Per chi decide di ristorarsi, dopo aver percorso le straordinarie direttrici delle due città tutelate dall'UNESCO, c'è davvero l'imbarazzo della scelta. A partire dagli antipasti. Salame mantovano, coppa, pancetta, gras pistà (lardo di maiale tritato al coltello e aglio), ciccioli (pezzi di carne e grasso di maiale cotti ed essiccati), chiscela (focaccia tipica salata), tirot (focaccia con cipolle, tipica della Bassa) trainano l'appetito verso un'altrettanta ampia scelta di minestre che sono le pietre miliari della cucina mantovana: agli agnolini (pasta all'uovo con ripieno di carne di manzo, salamella, pollo, pane grattugiato, grana padano, noce moscata), tagliatelline, quadretti e maltagliati, pasta trita (pasta all'uovo essiccata e tritata in grattugia in pezzi molto piccoli) panàda (composta da pane raffermo, olio e formaggio grana) e bevr'in vin (una minestra tradizionale preparata con vino rosso). E ancora tortelli di zucca, tortelli amari tipici di Castel Goffredo, bigoli con sardelle (conditi con sardine sotto sale e olio), gnocchi di zucca, capunsei, risotto alla pilota (condito con salamella di maiale) risotto con le rane, risotto con i saltaréi (condito con gamberetti di fiume fritti).
Stracotto o brasato, stracotto d'asino, bollito misto, cotechino e pisto accompagnati da polenta e lenticchie, luccio in salsa (pesce d'acqua dolce lessato accompagnato da una salsa a base di capperi, prezzemolo, acciughe sotto sale, aglio e cipolla), pesce gatto, faraona arrosto, e polenta rappresentano i secondi piatti caratteristici di Mantova e Sabbioneta, da accompagnare con i vini locali elogiati fin dall'epoca romana da personaggi come Virgilio. Tra tutti, il Garda e il Garda Colli Morenici, prodotti nell'areale appunto dei Colli morenici, e il Lambrusco Mantovano, prodotto nella pianura del Basso Mantovano, rappresentano i marchi DOC dell'offerta enologica locale e permettono di assaporare al meglio anche i dolci e la frutta caratteristici di questa terra.

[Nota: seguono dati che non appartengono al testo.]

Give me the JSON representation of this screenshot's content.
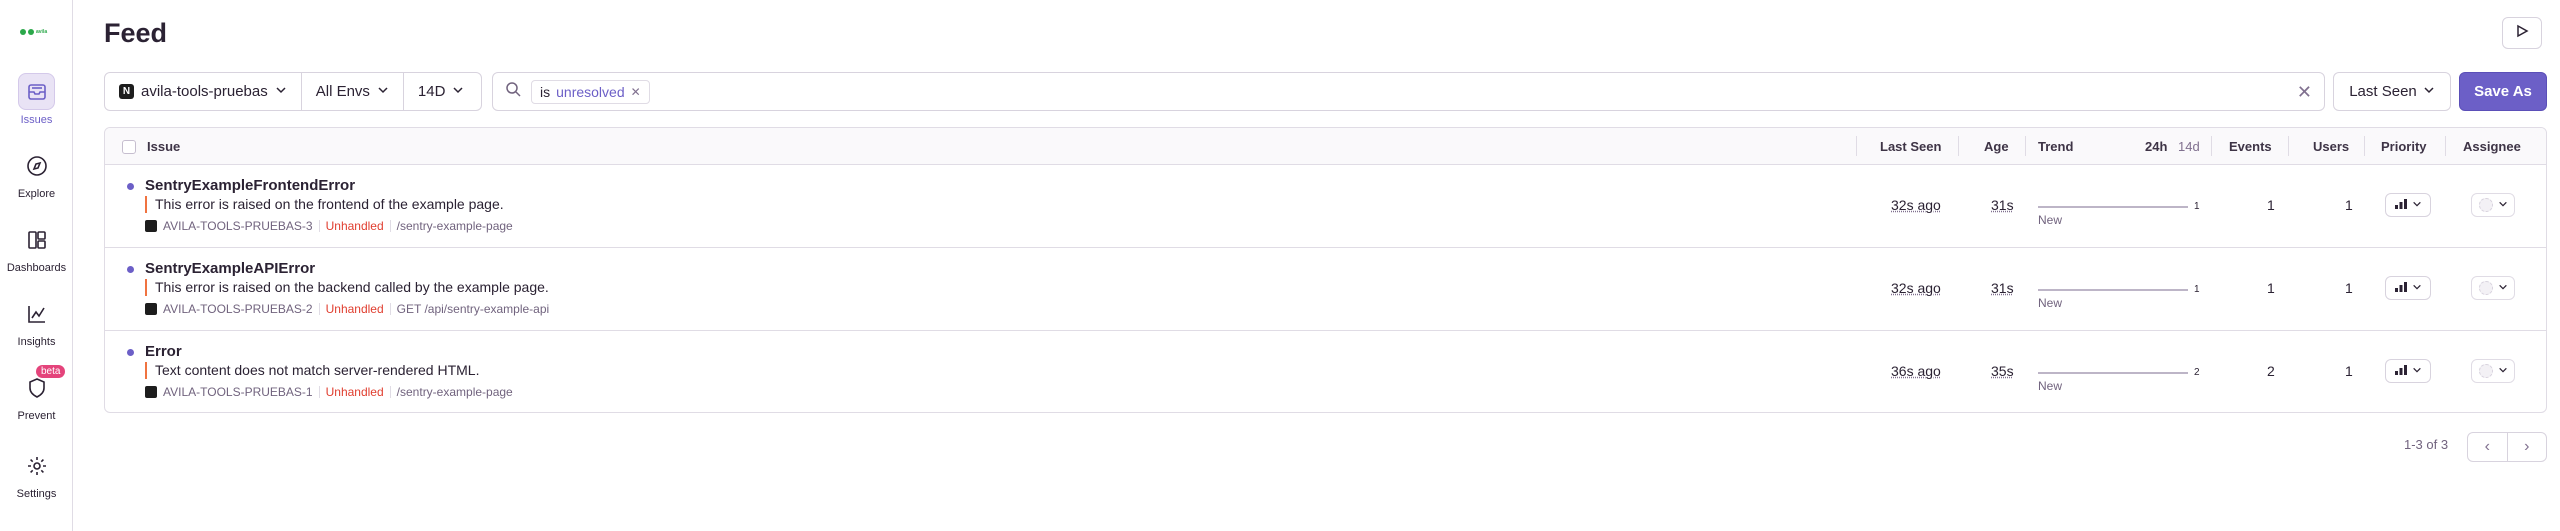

A fine pasto, sbrisolona (torta friabile a base di mandorle), Elvezia, Bussolano, Anello di Monaco, chisol, zabaione e sugolo possono essere degustati con il nocino, liquore estratto dal mallo della noce. Mentre merita un'attenzione particolare la pera tipica mantovana IGP, già celebrata ai tempi dei Gonzaga tanto da essere immortalata attraverso i fregi a festoni di pere della Camera degli Sposi e del Palazzo Ducale di Sabbioneta.
Melone mantovano, riso Vialone Mantovano, burro, tartufo mantovano, cipolla di Sermide, miele, mostarda mantovana e il pane Ricciolino completano un'offerta gastronomica che permetterà di lasciare queste terre felici di aver saziato non solo la pancia, ma tutti i sensi.